Key components of the program include technical assistance to ensure compliance with social and environmental safeguards, the training of construction workers, support for partner organizations, and resolution of land disputes.
"Residents in the North East consider the repair of housing a top priority," said Naresha Duraiswamy, World Bank Senior Operations Officer and Task leader for the project. "The technical assistance provided under the program will help meet the long-term housing needs in the North East through improved construction standards, strengthened housing finance options, enhanced private sector involvement in housing construction, and streamlined mechanisms to resolve property disputes, " he added.
The program is also expected to be a significant economic boost to the North East, generating employment opportunities for skilled and unskilled labor. It is expected that US$13.5 million, about one-fifth of the total investment required for NEHRP, would be pumped back to the local economy as wage income. It would also contribute to the training of skilled construction workers, consequently allowing the resumption of economic activity in the war devastated region through increased construction activity.
The program would be implemented in four phases over four years.
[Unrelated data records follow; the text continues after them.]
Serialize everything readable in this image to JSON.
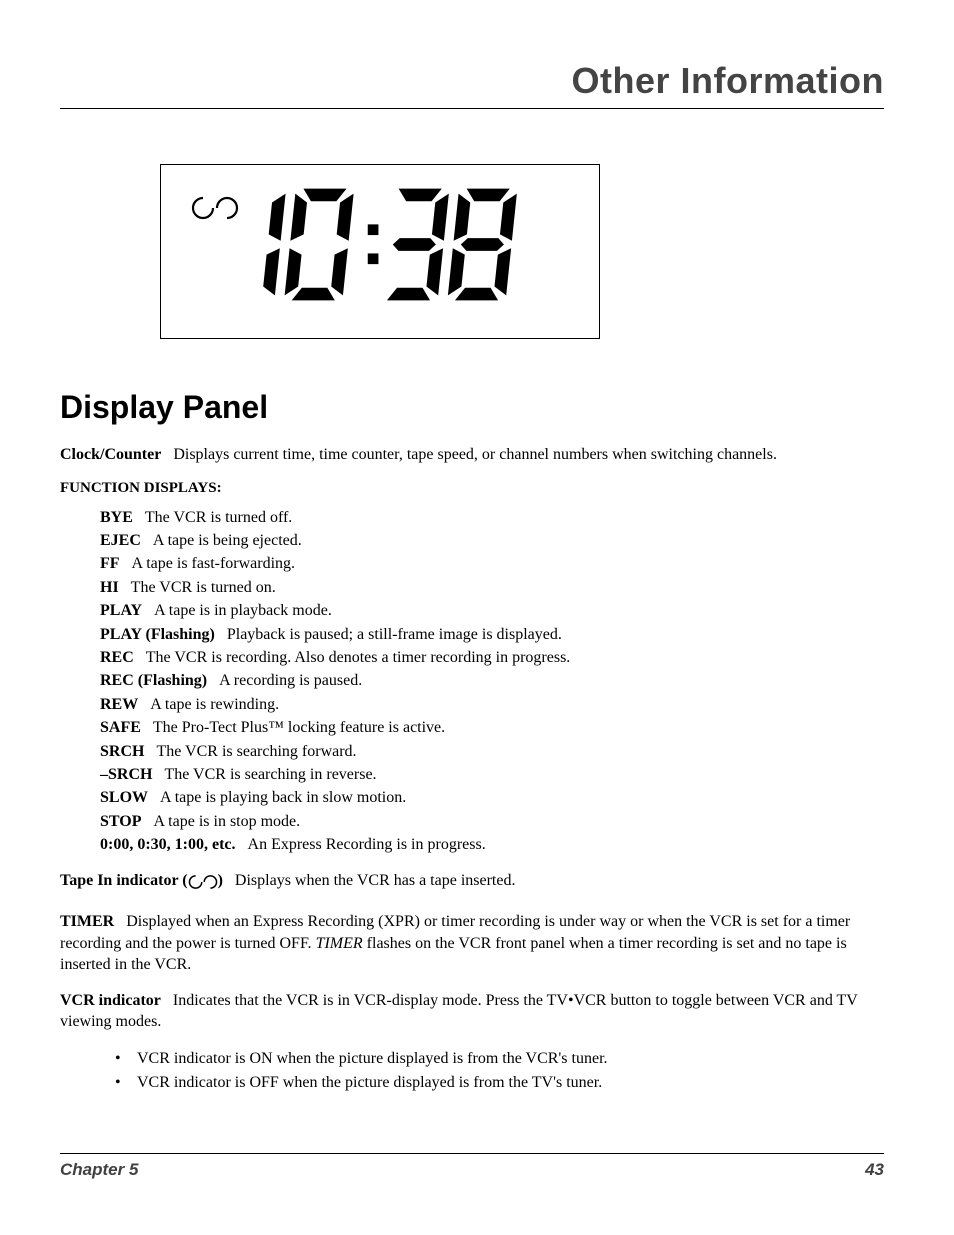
{
  "header": {
    "title": "Other Information"
  },
  "display": {
    "time": "10:38",
    "tape_indicator": true
  },
  "section": {
    "title": "Display Panel",
    "clock_counter": {
      "term": "Clock/Counter",
      "desc": "Displays current time, time counter, tape speed, or channel numbers when switching channels."
    },
    "functions_heading": "FUNCTION DISPLAYS:",
    "functions": [
      {
        "term": "BYE",
        "desc": "The VCR is turned off."
      },
      {
        "term": "EJEC",
        "desc": "A tape is being ejected."
      },
      {
        "term": "FF",
        "desc": "A tape is fast-forwarding."
      },
      {
        "term": "HI",
        "desc": "The VCR is turned on."
      },
      {
        "term": "PLAY",
        "desc": "A tape is in playback mode."
      },
      {
        "term": "PLAY (Flashing)",
        "desc": "Playback is paused; a still-frame image is displayed."
      },
      {
        "term": "REC",
        "desc": "The VCR is recording. Also denotes a timer recording in progress."
      },
      {
        "term": "REC (Flashing)",
        "desc": "A recording is paused."
      },
      {
        "term": "REW",
        "desc": "A tape is rewinding."
      },
      {
        "term": "SAFE",
        "desc": "The Pro-Tect Plus™ locking feature is active."
      },
      {
        "term": "SRCH",
        "desc": "The VCR is searching forward."
      },
      {
        "term": "–SRCH",
        "desc": "The VCR is searching in reverse."
      },
      {
        "term": "SLOW",
        "desc": "A tape is playing back in slow motion."
      },
      {
        "term": "STOP",
        "desc": "A tape is in stop mode."
      },
      {
        "term": "0:00, 0:30, 1:00, etc.",
        "desc": "An Express Recording is in progress."
      }
    ],
    "tape_in": {
      "term_pre": "Tape In indicator (",
      "term_post": ")",
      "desc": "Displays when the VCR has a tape inserted."
    },
    "timer": {
      "term": "TIMER",
      "desc_pre": "Displayed when an Express Recording (XPR) or timer recording is under way or when the VCR is set for a timer recording and the power is turned OFF. ",
      "italic": "TIMER",
      "desc_post": " flashes on the VCR front panel when a timer recording is set and no tape is inserted in the VCR."
    },
    "vcr_indicator": {
      "term": "VCR indicator",
      "desc": "Indicates that the VCR is in VCR-display mode. Press the TV•VCR button to toggle between VCR and TV viewing modes.",
      "bullets": [
        "VCR indicator is ON when the picture displayed is from the VCR's tuner.",
        "VCR indicator is OFF when the picture displayed is from the TV's tuner."
      ]
    }
  },
  "footer": {
    "chapter": "Chapter 5",
    "page": "43"
  },
  "style": {
    "digit_stroke": 13,
    "digit_height": 115,
    "digit_width": 60,
    "digit_gap": 10,
    "colon_gap": 18
  }
}
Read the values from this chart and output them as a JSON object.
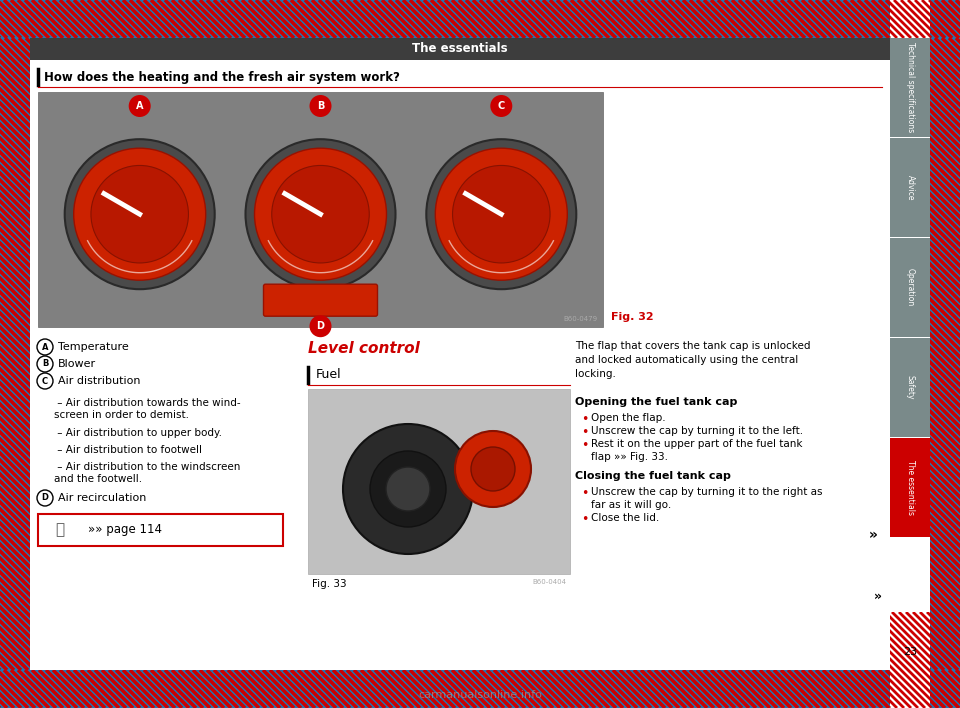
{
  "title": "The essentials",
  "section_title": "How does the heating and the fresh air system work?",
  "fig32_label": "Fig. 32",
  "fig33_label": "Fig. 33",
  "fig32_code": "B60-0479",
  "fig33_code": "B60-0404",
  "level_control_title": "Level control",
  "fuel_label": "Fuel",
  "items_A": "Temperature",
  "items_B": "Blower",
  "items_C": "Air distribution",
  "item_D": "Air recirculation",
  "sub_items": [
    " – Air distribution towards the wind-\nscreen in order to demist.",
    " – Air distribution to upper body.",
    " – Air distribution to footwell",
    " – Air distribution to the windscreen\nand the footwell."
  ],
  "page_ref": "»» page 114",
  "page_number": "23",
  "sidebar_labels": [
    "Technical specifications",
    "Advice",
    "Operation",
    "Safety",
    "The essentials"
  ],
  "opening_title": "Opening the fuel tank cap",
  "opening_bullets": [
    "Open the flap.",
    "Unscrew the cap by turning it to the left.",
    "Rest it on the upper part of the fuel tank\nflap »» Fig. 33."
  ],
  "closing_title": "Closing the fuel tank cap",
  "closing_bullets": [
    "Unscrew the cap by turning it to the right as\nfar as it will go.",
    "Close the lid."
  ],
  "flap_text": "The flap that covers the tank cap is unlocked\nand locked automatically using the central\nlocking.",
  "arrow_right": "»",
  "bg_color": "#ffffff",
  "header_bg": "#3d3d3d",
  "header_text_color": "#ffffff",
  "sidebar_active_color": "#cc0000",
  "sidebar_inactive_color": "#7a8a8a",
  "sidebar_text_color": "#ffffff",
  "hatch_color": "#cc0000",
  "section_line_color": "#cc0000",
  "level_control_color": "#cc0000",
  "fuel_line_color": "#cc0000",
  "circle_bg_color": "#cc0000",
  "circle_text_color": "#ffffff",
  "ref_box_border": "#cc0000",
  "fig_bg": "#808080",
  "knob_outer": "#5a5a5a",
  "knob_red": "#cc2200",
  "knob_dark": "#3a3a3a"
}
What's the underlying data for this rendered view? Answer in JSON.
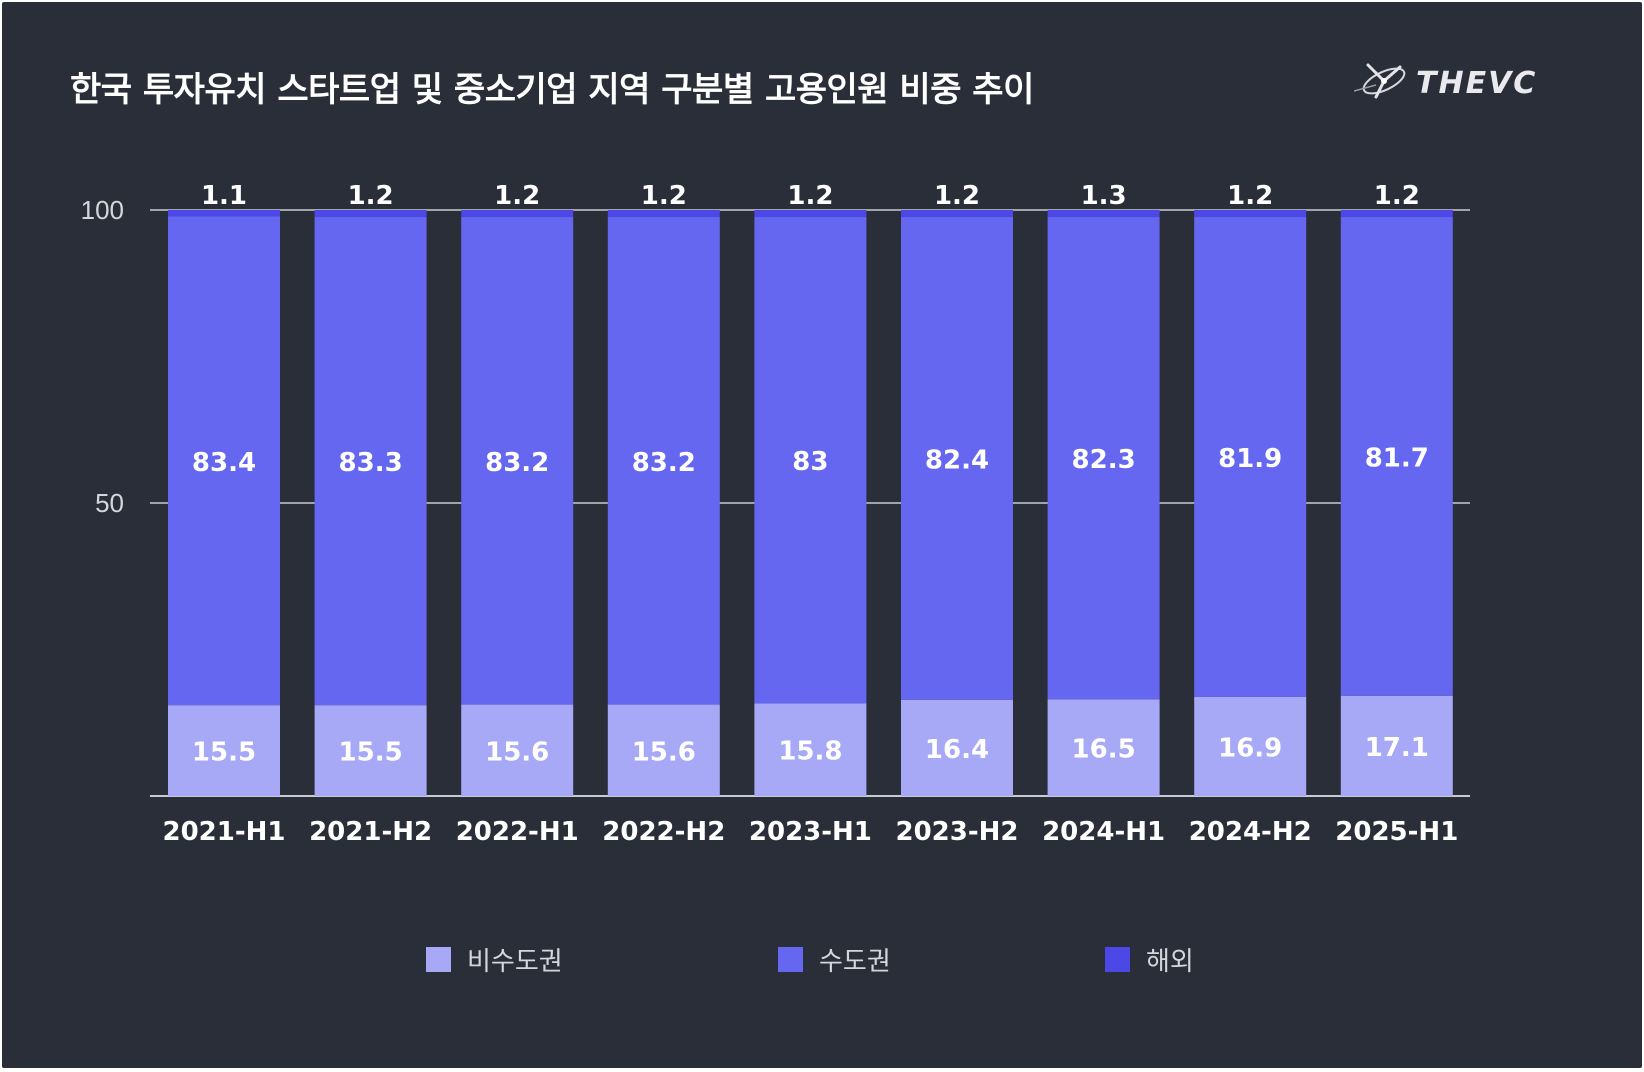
{
  "title": "한국 투자유치 스타트업 및 중소기업 지역 구분별 고용인원 비중 추이",
  "logo": {
    "text": "THEVC",
    "icon": "thevc-orbit-logo-icon"
  },
  "colors": {
    "background": "#2a2e38",
    "non_capital": "#a8a9f6",
    "capital": "#6667f1",
    "overseas": "#4b48e6",
    "grid": "#c9cbd2"
  },
  "chart_data": {
    "type": "bar",
    "stacked": true,
    "title": "한국 투자유치 스타트업 및 중소기업 지역 구분별 고용인원 비중 추이",
    "xlabel": "",
    "ylabel": "",
    "ylim": [
      0,
      100
    ],
    "yticks": [
      50,
      100
    ],
    "grid": true,
    "legend_position": "bottom",
    "categories": [
      "2021-H1",
      "2021-H2",
      "2022-H1",
      "2022-H2",
      "2023-H1",
      "2023-H2",
      "2024-H1",
      "2024-H2",
      "2025-H1"
    ],
    "series": [
      {
        "name": "비수도권",
        "color": "#a8a9f6",
        "values": [
          15.5,
          15.5,
          15.6,
          15.6,
          15.8,
          16.4,
          16.5,
          16.9,
          17.1
        ]
      },
      {
        "name": "수도권",
        "color": "#6667f1",
        "values": [
          83.4,
          83.3,
          83.2,
          83.2,
          83,
          82.4,
          82.3,
          81.9,
          81.7
        ]
      },
      {
        "name": "해외",
        "color": "#4b48e6",
        "values": [
          1.1,
          1.2,
          1.2,
          1.2,
          1.2,
          1.2,
          1.3,
          1.2,
          1.2
        ]
      }
    ]
  }
}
A district would have to meet 50 percent of its housing target for a particular phase to trigger an early move to the subsequent phase. The beneficiaries will provide labor, land, and upgrade the basic unit of 400 square feet where possible over time.
As the NEHRP program begins building houses for the poorest conflict-affected families, it is hoped that interest by other donors to co-finance NEHRP will materialize to strengthen and take forward the program.
The North East Provincial Council (NEPC) in Trincomalee would be the implementing agency. A National Steering Committee under the chairmanship of the Secretary to the Ministry of Relief, Rehabilitation and Reconciliation would monitor the overall program.
A Provincial Program Coordinating Committee would meet once every two months, and will be responsible for supervising NEHRP. The NEPC established the North East Housing Reconstruction Unit (NEHRU) to manage the program, which would be chaired by Chief Secretary of the NEPC.
NEHRP is a key element of the World Bank Group's Country Assistance Strategy (CAS) for Sri Lanka and emphasizes peace as a precondition for sustained economic growth in Sri Lanka and as stated in the CAS "without peace, there is no prospect for development."
The US$75 million is from the International Development Association, the concessionary arm of the World Bank, and is a loan with a 10-year grace period, a maturity of 40 years, zero interest, and a 0.75% service charge on the outstanding amount.